We are building fighters, tanks, armoured cars, small arms, naval vessels and other equipment because we do not know who will pull the plug tomorrow and leave us high and dry. Now we have enough know-how so that none of the three services is left on the beach in case of future sanctions.

To come to your specific point, the IAF decides what it wants, the MoD decides what it gets. The decision to make in house, in the country, or to buy is that of the Ministry. The IAF has hardly any voice in the matter. If it feels that the Ministry is wrong, it starts stalling a decision, by changing the QSRs. So, too, does the Army. Now think of the delays and try to figure out what happened.

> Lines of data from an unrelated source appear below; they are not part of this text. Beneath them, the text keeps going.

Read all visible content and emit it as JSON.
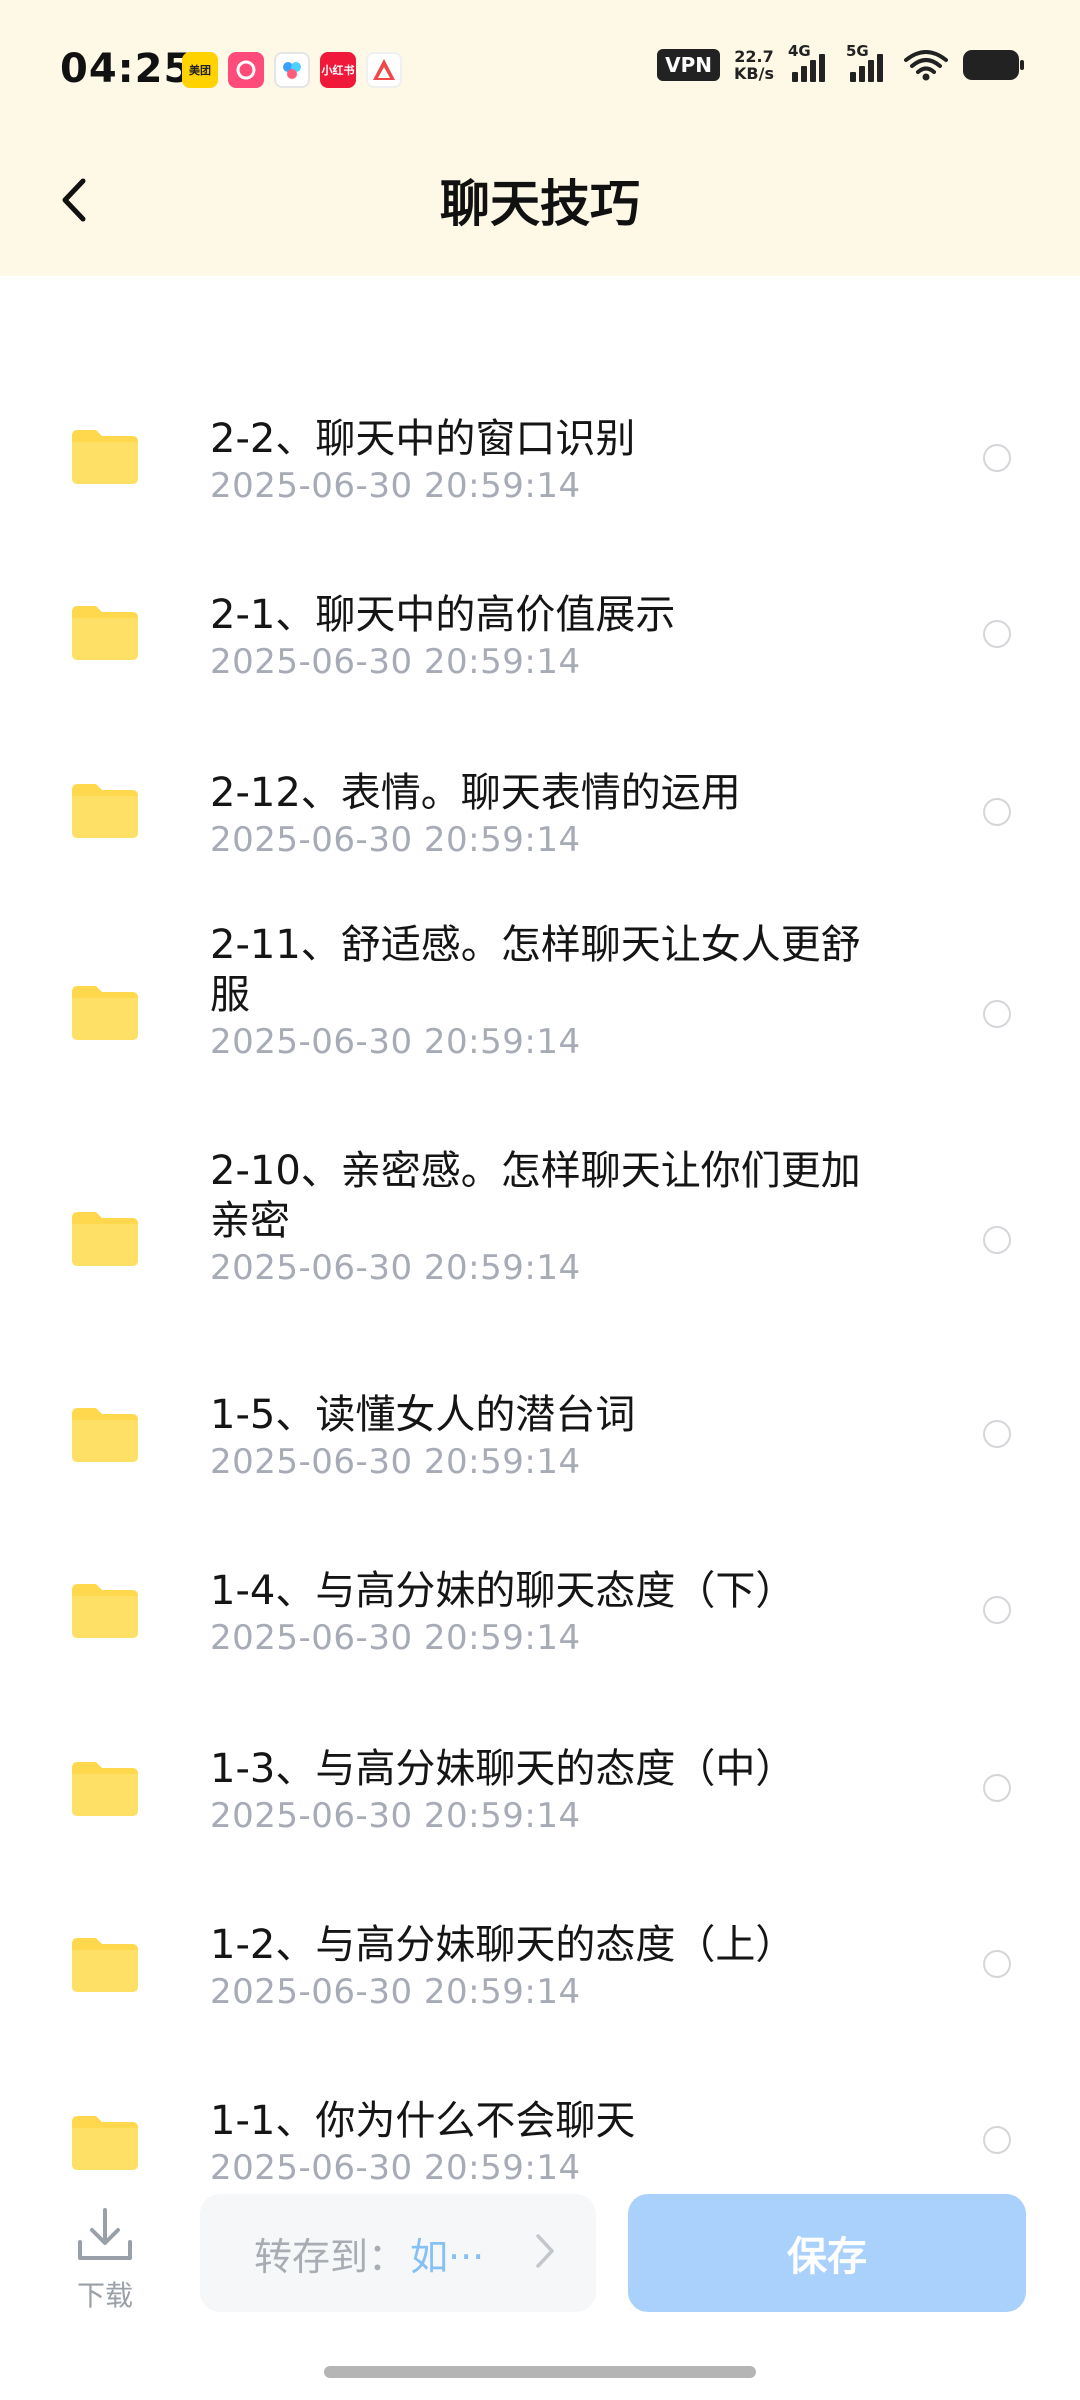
{
  "status_bar": {
    "time": "04:25",
    "app_icons": [
      "美团",
      "",
      "",
      "小红书",
      ""
    ],
    "vpn": "VPN",
    "speed_value": "22.7",
    "speed_unit": "KB/s",
    "network_1": "4G",
    "network_2": "5G",
    "battery": "battery-icon"
  },
  "header": {
    "title": "聊天技巧",
    "back_icon": "chevron-left-icon"
  },
  "files": [
    {
      "name": "2-2、聊天中的窗口识别",
      "date": "2025-06-30  20:59:14"
    },
    {
      "name": "2-1、聊天中的高价值展示",
      "date": "2025-06-30  20:59:14"
    },
    {
      "name": "2-12、表情。聊天表情的运用",
      "date": "2025-06-30  20:59:14"
    },
    {
      "name": "2-11、舒适感。怎样聊天让女人更舒服",
      "date": "2025-06-30  20:59:14"
    },
    {
      "name": "2-10、亲密感。怎样聊天让你们更加亲密",
      "date": "2025-06-30  20:59:14"
    },
    {
      "name": "1-5、读懂女人的潜台词",
      "date": "2025-06-30  20:59:14"
    },
    {
      "name": "1-4、与高分妹的聊天态度（下）",
      "date": "2025-06-30  20:59:14"
    },
    {
      "name": "1-3、与高分妹聊天的态度（中）",
      "date": "2025-06-30  20:59:14"
    },
    {
      "name": "1-2、与高分妹聊天的态度（上）",
      "date": "2025-06-30  20:59:14"
    },
    {
      "name": "1-1、你为什么不会聊天",
      "date": "2025-06-30  20:59:14"
    }
  ],
  "bottom_bar": {
    "download_label": "下载",
    "save_to_label": "转存到：",
    "save_to_dest": "如···",
    "save_button": "保存"
  },
  "colors": {
    "header_bg": "#fdf9e6",
    "folder": "#ffd84d",
    "save_button": "#a9d1fb",
    "date_text": "#a6abb5"
  }
}
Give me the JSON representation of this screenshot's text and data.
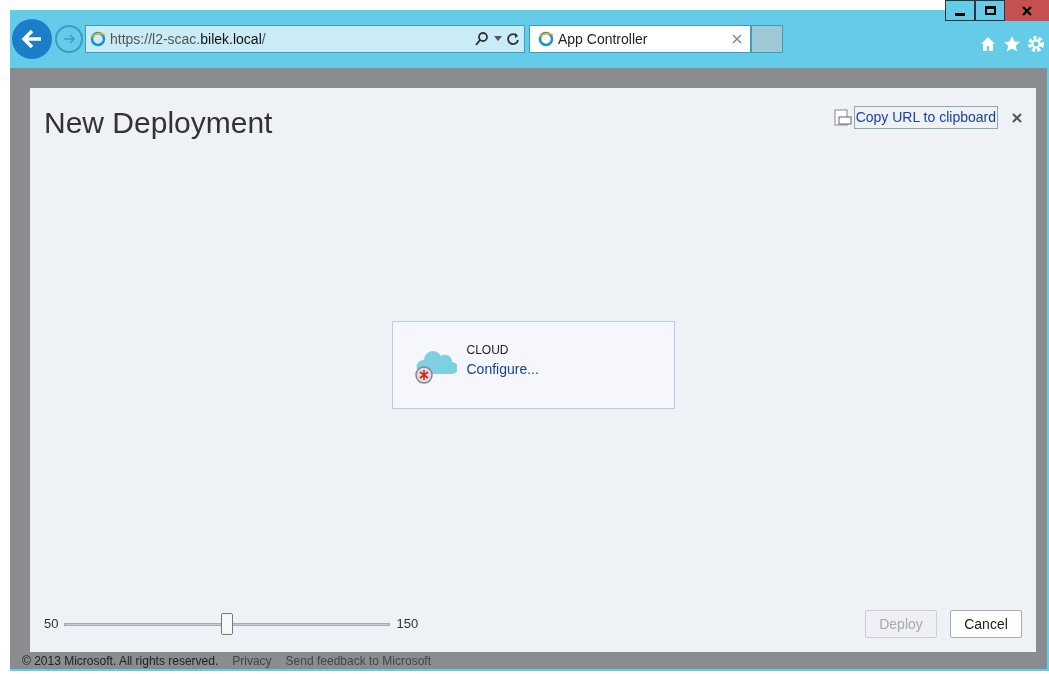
{
  "address_bar": {
    "url_prefix": "https://l2-scac.",
    "url_host": "bilek.local",
    "url_suffix": "/"
  },
  "tabs": [
    {
      "label": "App Controller",
      "selected": true
    }
  ],
  "dialog": {
    "title": "New Deployment",
    "copy_link": "Copy URL to clipboard",
    "tile": {
      "heading": "CLOUD",
      "link": "Configure..."
    },
    "slider": {
      "min_label": "50",
      "max_label": "150",
      "level": 0.5
    },
    "buttons": [
      {
        "label": "Deploy",
        "disabled": true
      },
      {
        "label": "Cancel",
        "disabled": false
      }
    ]
  },
  "footer": {
    "copyright": "© 2013 Microsoft. All rights reserved.",
    "links": [
      "Privacy",
      "Send feedback to Microsoft"
    ]
  }
}
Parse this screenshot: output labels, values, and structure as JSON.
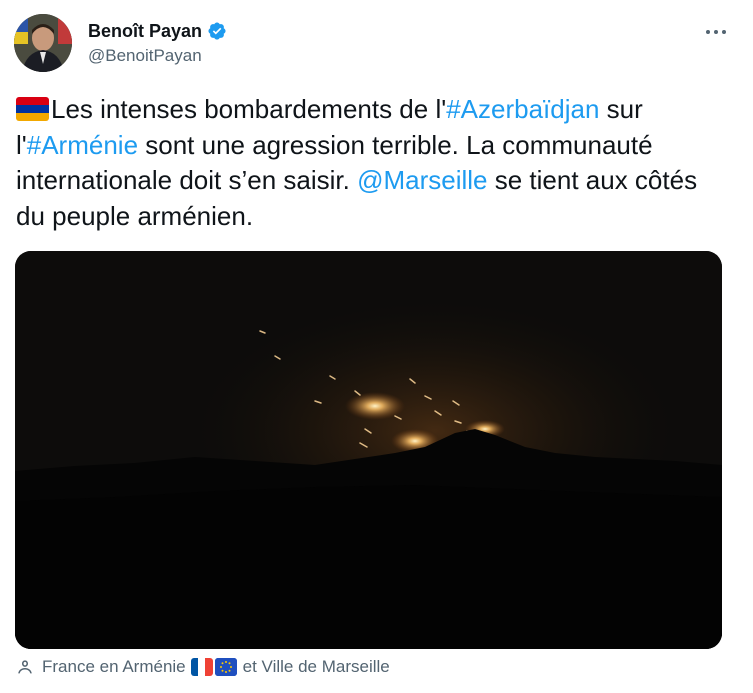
{
  "author": {
    "display_name": "Benoît Payan",
    "handle": "@BenoitPayan",
    "verified": true
  },
  "tweet": {
    "segments": [
      {
        "text": "Les intenses bombardements de l'",
        "kind": "text"
      },
      {
        "text": "#Azerbaïdjan",
        "kind": "hashtag"
      },
      {
        "text": " sur l'",
        "kind": "text"
      },
      {
        "text": "#Arménie",
        "kind": "hashtag"
      },
      {
        "text": " sont une agression terrible. La communauté internationale doit s’en saisir. ",
        "kind": "text"
      },
      {
        "text": "@Marseille",
        "kind": "mention"
      },
      {
        "text": " se tient aux côtés du peuple arménien.",
        "kind": "text"
      }
    ]
  },
  "tagged": {
    "first": "France en Arménie",
    "second": "et Ville de Marseille"
  },
  "colors": {
    "link": "#1d9bf0",
    "secondary_text": "#536471",
    "verified": "#1d9bf0",
    "flag_armenia": [
      "#d90012",
      "#0033a0",
      "#f2a800"
    ],
    "flag_france": [
      "#0055a4",
      "#ffffff",
      "#ef4135"
    ],
    "flag_eu": "#1f4fbf"
  },
  "icons": {
    "verified": "verified-badge-icon",
    "more": "more-horizontal-icon",
    "tag": "person-icon"
  }
}
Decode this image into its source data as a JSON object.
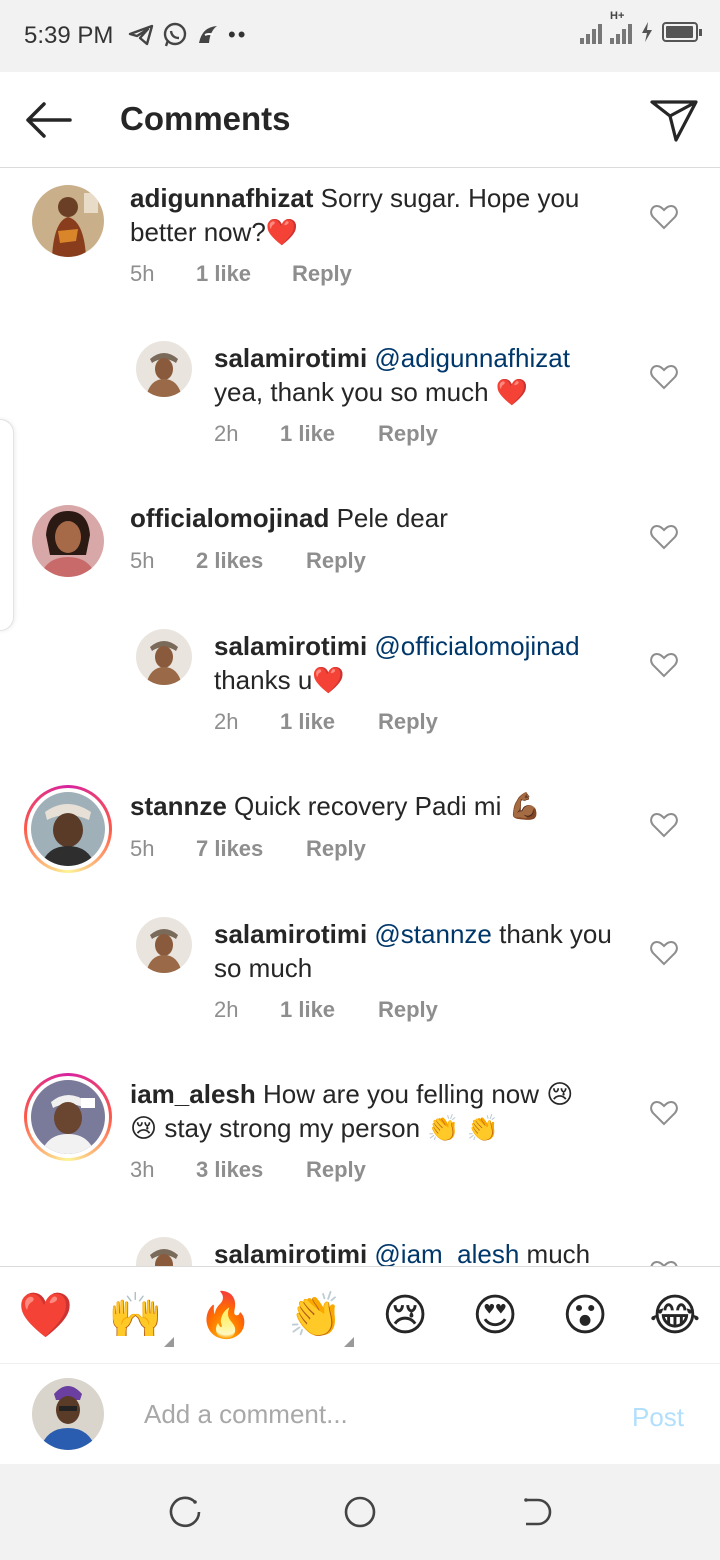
{
  "status_bar": {
    "time": "5:39 PM",
    "app_icons": [
      "telegram-icon",
      "whatsapp-icon",
      "app-icon"
    ],
    "dots": "••",
    "network": "H+",
    "battery_level": 0.95
  },
  "header": {
    "title": "Comments",
    "back_icon": "back-arrow-icon",
    "send_icon": "direct-send-icon"
  },
  "comments": [
    {
      "username": "adigunnafhizat",
      "text": "Sorry sugar. Hope you better now?❤️",
      "mention": "",
      "time": "5h",
      "likes": "1 like",
      "reply_label": "Reply",
      "story_ring": false
    },
    {
      "username": "salamirotimi",
      "mention": "@adigunnafhizat",
      "text": "yea, thank you so much ❤️",
      "time": "2h",
      "likes": "1 like",
      "reply_label": "Reply",
      "is_reply": true
    },
    {
      "username": "officialomojinad",
      "text": "Pele dear",
      "mention": "",
      "time": "5h",
      "likes": "2 likes",
      "reply_label": "Reply",
      "story_ring": false
    },
    {
      "username": "salamirotimi",
      "mention": "@officialomojinad",
      "text": "thanks u❤️",
      "time": "2h",
      "likes": "1 like",
      "reply_label": "Reply",
      "is_reply": true
    },
    {
      "username": "stannze",
      "text": "Quick recovery Padi mi 💪🏾",
      "mention": "",
      "time": "5h",
      "likes": "7 likes",
      "reply_label": "Reply",
      "story_ring": true
    },
    {
      "username": "salamirotimi",
      "mention": "@stannze",
      "text": "thank you so much",
      "time": "2h",
      "likes": "1 like",
      "reply_label": "Reply",
      "is_reply": true
    },
    {
      "username": "iam_alesh",
      "text": "How are you felling now 😢 😢 stay strong my person 👏 👏",
      "mention": "",
      "time": "3h",
      "likes": "3 likes",
      "reply_label": "Reply",
      "story_ring": true
    },
    {
      "username": "salamirotimi",
      "mention": "@iam_alesh",
      "text": "much",
      "time": "",
      "likes": "",
      "reply_label": "",
      "is_reply": true
    }
  ],
  "emoji_bar": [
    "❤️",
    "🙌",
    "🔥",
    "👏",
    "😢",
    "😍",
    "😮",
    "😂"
  ],
  "input": {
    "placeholder": "Add a comment...",
    "post_label": "Post"
  },
  "nav_bar": {
    "buttons": [
      "recents-icon",
      "home-circle-icon",
      "back-nav-icon"
    ]
  }
}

In all this, a minor role is played by DRDO, which has to certify that a certain piece of equipment can, or cannot be made in-country by a certain time. Its role has been disastrous.

And secondly regarding the 155 howitzers isnt the sarkari (borrowed term) MoD that is sitting on the files eating my tax money and keeeps cancelling,postponing,cancelling the modernisation projects. on the flimsiest of reasons.

And what else have I been saying from my first post?

I need accountability- whether its HAL,MoD,ADA,GTRE or any damn PSU - for the hard earned money that I pay through form 16.

So go out and seek it. You have an MP, important plants - CVRDE in Avadi is one that comes to mind straightaway - and a lot of influence. Why don't you do something practical?

Do you think sounding off in a Pakistani defence-oriented site is the way to get the accountability that we all should get? Do you realise how ridiculous that sounds?